Résumé par Doctrine IA

Voici un résumé de la décision de justice en trois paragraphes :

La société E M, exploitant la salle de spectacle de l'Elysée Montmartre, a subi d'importants dégâts suite à un incendie en mars 2011. Le mandataire liquidateur de E M a contesté le jugement du tribunal de commerce de Paris, qui avait limité ses indemnisations et débouté certaines de ses demandes. L'appel visait à obtenir une condamnation de l'assureur B FRANCE G à verser des sommes plus importantes au titre des préjudices matériels, de la perte de fonds de commerce et de la perte d'exploitation.

La cour d'appel a examiné la recevabilité de l'appel et la nature des demandes, notamment celles concernant la propriété des aménagements et le coût de reconstruction. Elle a jugé que l'appel était recevable et que certaines demandes n'étaient pas nouvelles.
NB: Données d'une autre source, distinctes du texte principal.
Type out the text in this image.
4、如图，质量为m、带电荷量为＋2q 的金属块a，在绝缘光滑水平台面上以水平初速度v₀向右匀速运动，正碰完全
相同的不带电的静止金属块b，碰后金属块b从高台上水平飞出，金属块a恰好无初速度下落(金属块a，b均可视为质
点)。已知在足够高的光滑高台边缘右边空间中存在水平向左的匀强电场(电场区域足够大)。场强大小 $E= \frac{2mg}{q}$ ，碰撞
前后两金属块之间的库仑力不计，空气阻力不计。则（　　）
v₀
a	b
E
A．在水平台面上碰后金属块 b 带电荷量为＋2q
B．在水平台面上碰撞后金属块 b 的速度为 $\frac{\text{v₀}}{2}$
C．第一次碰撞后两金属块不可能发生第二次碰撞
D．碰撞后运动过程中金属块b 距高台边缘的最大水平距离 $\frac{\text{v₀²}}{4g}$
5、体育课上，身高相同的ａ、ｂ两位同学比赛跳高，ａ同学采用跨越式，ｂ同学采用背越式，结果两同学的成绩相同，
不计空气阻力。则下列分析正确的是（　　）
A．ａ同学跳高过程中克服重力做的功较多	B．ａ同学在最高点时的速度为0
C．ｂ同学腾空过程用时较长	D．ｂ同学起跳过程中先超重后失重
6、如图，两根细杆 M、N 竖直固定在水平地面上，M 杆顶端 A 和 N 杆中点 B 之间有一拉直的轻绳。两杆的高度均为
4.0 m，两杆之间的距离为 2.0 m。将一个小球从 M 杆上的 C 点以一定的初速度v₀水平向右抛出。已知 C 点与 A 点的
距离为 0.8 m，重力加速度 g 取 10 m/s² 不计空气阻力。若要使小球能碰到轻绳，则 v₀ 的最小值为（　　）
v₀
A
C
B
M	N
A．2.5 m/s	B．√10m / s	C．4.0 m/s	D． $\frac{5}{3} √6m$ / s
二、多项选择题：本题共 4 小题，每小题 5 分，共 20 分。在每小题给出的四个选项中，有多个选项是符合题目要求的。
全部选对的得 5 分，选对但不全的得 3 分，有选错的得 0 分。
La cour a également analysé l'opposition faite par le bailleur et son assureur subrogé sur le volet dommage de la police, ainsi que le conflit d'intérêts allégué de B FRANCE G.

Finalement, la cour d'appel a confirmé le jugement sur certains points, notamment le rejet de la revendication sur les aménagements réalisés avant la fin du bail et le défaut de responsabilité de B FRANCE G et R J K pour défaut de conseil. Elle a toutefois infirmé partiellement le jugement, condamnant B FRANCE G à verser des sommes supplémentaires à la société 72 ROCHECHOUART et à Maître D, ès qualités de liquidateur de E M, au titre de son préjudice non soumis au privilège du bailleur.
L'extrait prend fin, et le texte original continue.